= Shiverer mouse =

Shiverer mice are mice which possess the shiverer (shi/shi) mutation in the MBP gene. Shiverer mice develop a characteristic "shaking" or "shivering" gait within a few weeks of birth. They are commonly used as animal models of leukodystrophy in neuroscience research.
== Characteristics ==
The shiverer mutation is an autosomal recessive loss-of-function mutation. It was generated by a 20-kilobase deletion within the MBP gene, resulting in the failure of oligodendrocytes to form compact myelin in the central nervous system. Axons in shiverer mice fail to attain a normal diameter and exhibit altered cytoskeleton structure.
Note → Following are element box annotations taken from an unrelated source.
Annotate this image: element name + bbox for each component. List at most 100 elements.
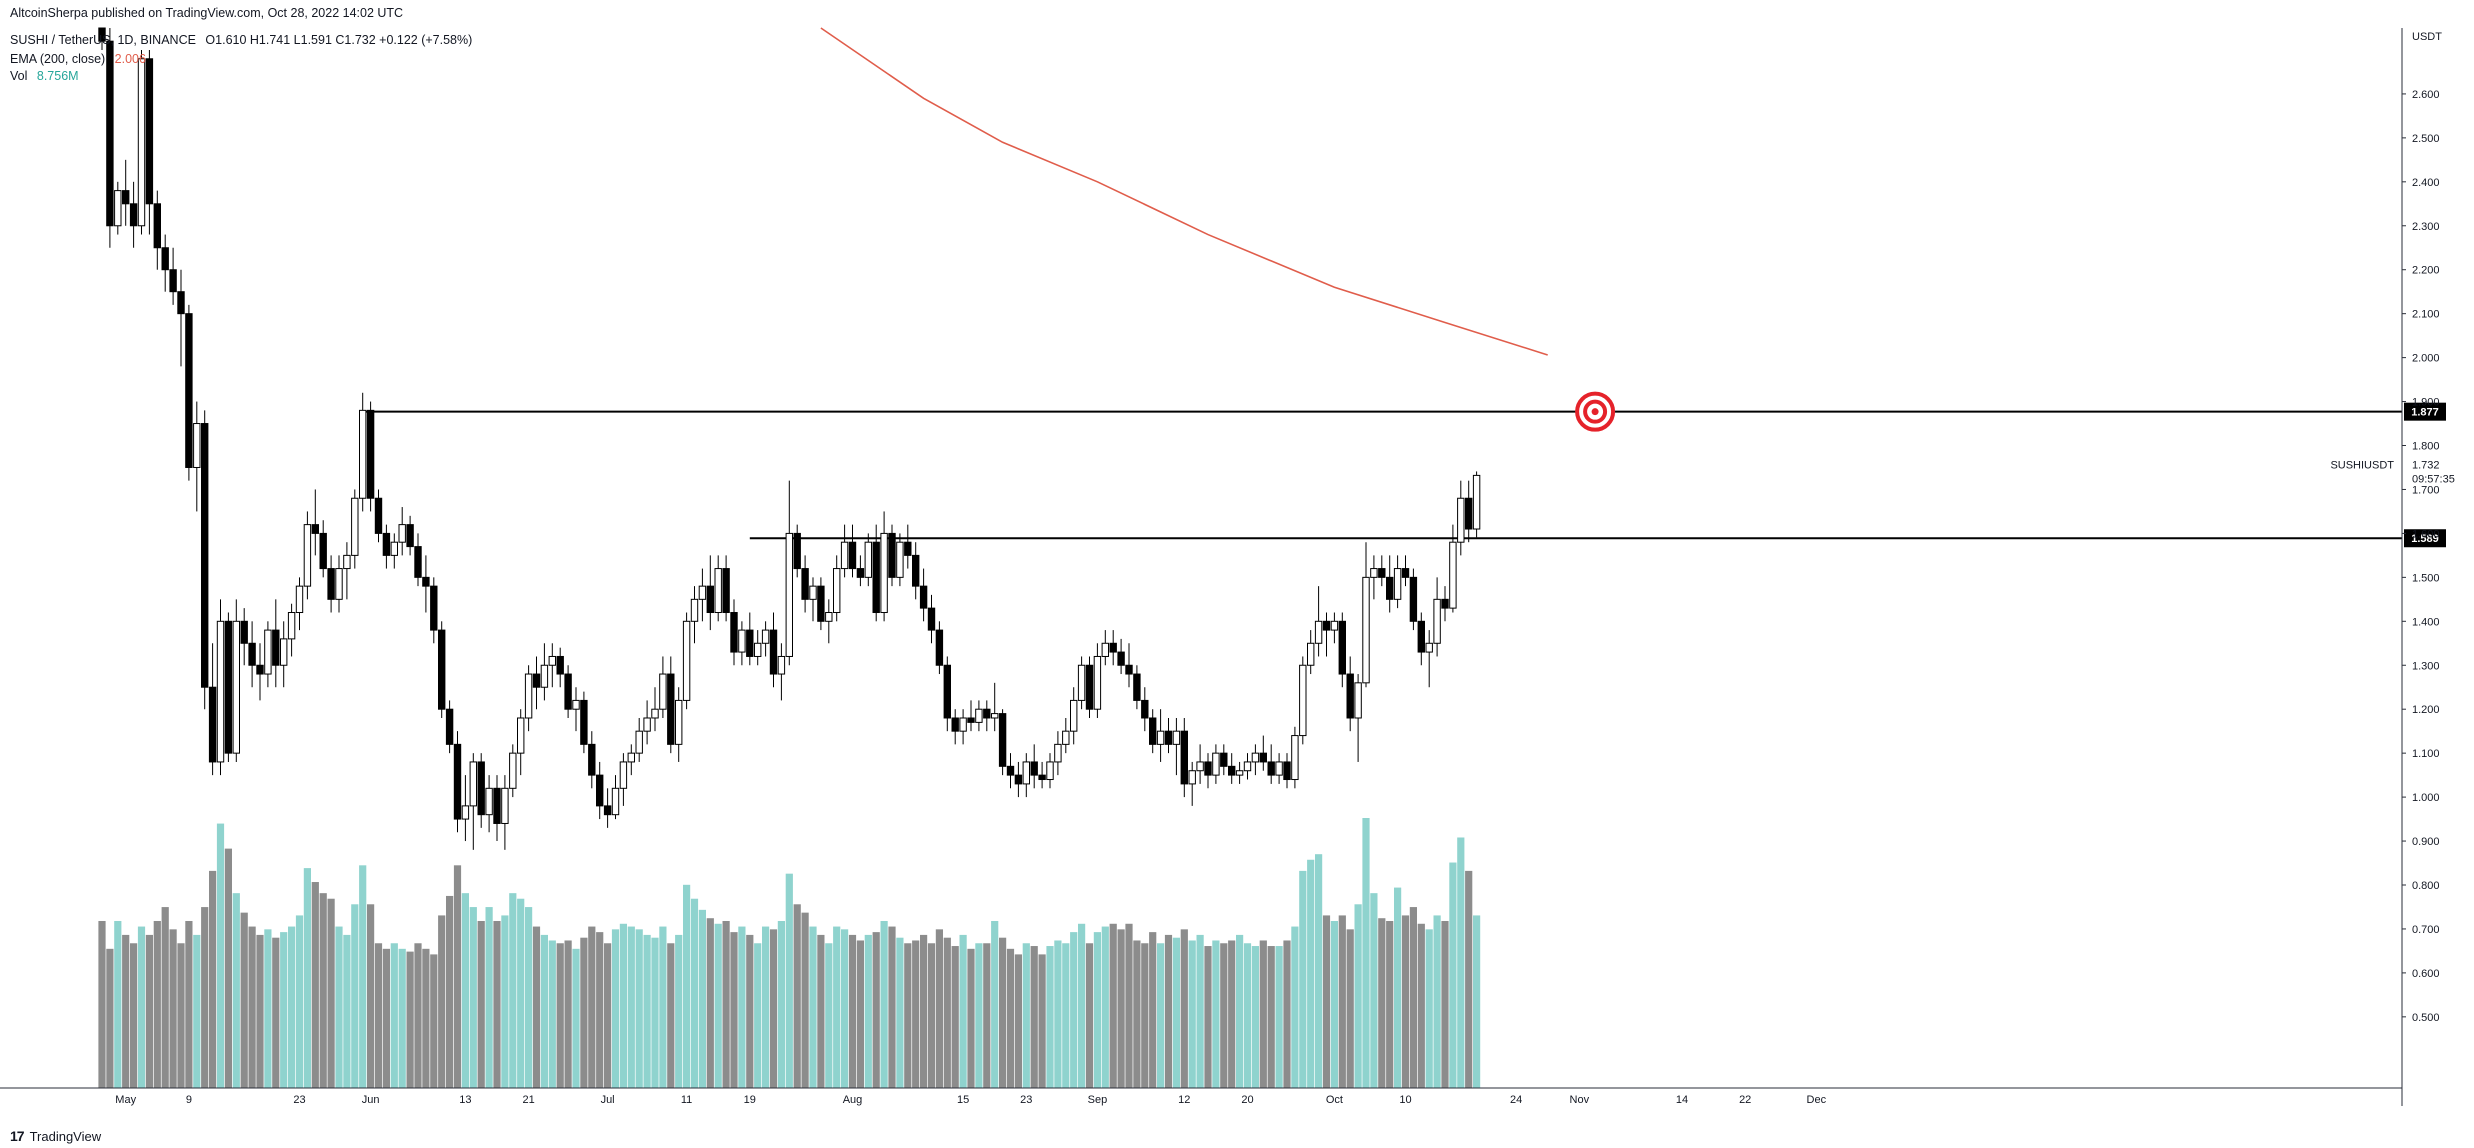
x-tick-label: 23 [1020,1094,1032,1106]
candle-body [311,524,320,534]
symbol-name[interactable]: SUSHI / TetherUS, 1D, BINANCE [10,33,196,47]
volume-bar [714,923,722,1088]
candle-body [991,713,999,719]
volume-bar [1465,870,1473,1088]
volume-bar [1180,929,1188,1088]
volume-bar [1054,940,1062,1088]
level-price-tag-text: 1.877 [2411,407,2439,419]
candle-body [264,629,272,675]
candle-body [351,497,359,556]
volume-bar [841,929,849,1088]
volume-bar [635,929,643,1088]
volume-bar [872,932,880,1088]
candle-body [509,752,517,789]
currency-label: USDT [2412,31,2442,43]
candle-body [983,708,991,719]
candle-body [588,743,596,776]
candle-body [1022,761,1030,785]
volume-bar [904,943,912,1088]
candle-body [1354,682,1362,719]
countdown-label: 09:57:35 [2412,473,2455,485]
candle-body [1417,620,1425,653]
volume-bar [1417,923,1425,1088]
candle-body [1188,770,1196,785]
volume-bar [1046,946,1054,1088]
candle-body [114,190,122,227]
volume-bar [169,929,177,1088]
volume-bar [683,884,691,1088]
volume-bar [1228,940,1236,1088]
volume-bar [825,943,833,1088]
volume-bar [367,904,375,1088]
candle-body [698,585,707,600]
volume-bar [1125,923,1133,1088]
candle-body [422,576,430,587]
candle-body [382,532,391,556]
y-tick-label: 1.800 [2412,441,2440,453]
volume-bar [754,943,762,1088]
volume-bar [1322,915,1331,1088]
volume-bar [627,926,635,1088]
candle-body [833,568,841,614]
candle-body [619,761,628,789]
volume-bar [1157,943,1165,1088]
y-tick-label: 0.900 [2412,836,2440,848]
candle-body [951,717,959,732]
candle-body [540,664,549,688]
x-tick-label: 9 [186,1094,192,1106]
volume-bar [785,873,793,1088]
volume-bar [422,948,430,1088]
volume-bar [1315,854,1323,1088]
candle-body [722,568,730,614]
volume-bar [295,915,304,1088]
candle-body [1299,664,1307,737]
candle-body [106,40,114,227]
volume-label[interactable]: Vol [10,69,28,83]
candle-body [1370,568,1378,578]
ema-label[interactable]: EMA (200, close) [10,52,106,66]
candle-body [998,713,1007,767]
volume-bar [446,895,454,1088]
candle-body [461,805,470,820]
candle-body [888,532,896,578]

Approximately twelve days after birth, shiverer mice begin to exhibit tremors which progressively worsen. They exhibit tonic seizure behavior after weaning and die prematurely, typically between 50 and 100 days after birth.

==Research use==
Shiverer mice are used to model human leukodystrophies due to the congenital nature and early onset of the shiverer phenotype, which mimics the disease progression observed in humans. They are also used to study myelin defects more generally in demyelinating diseases such as multiple sclerosis.

The shiverer model has also been used to test novel therapies which promote myelination such as neural stem cell therapy.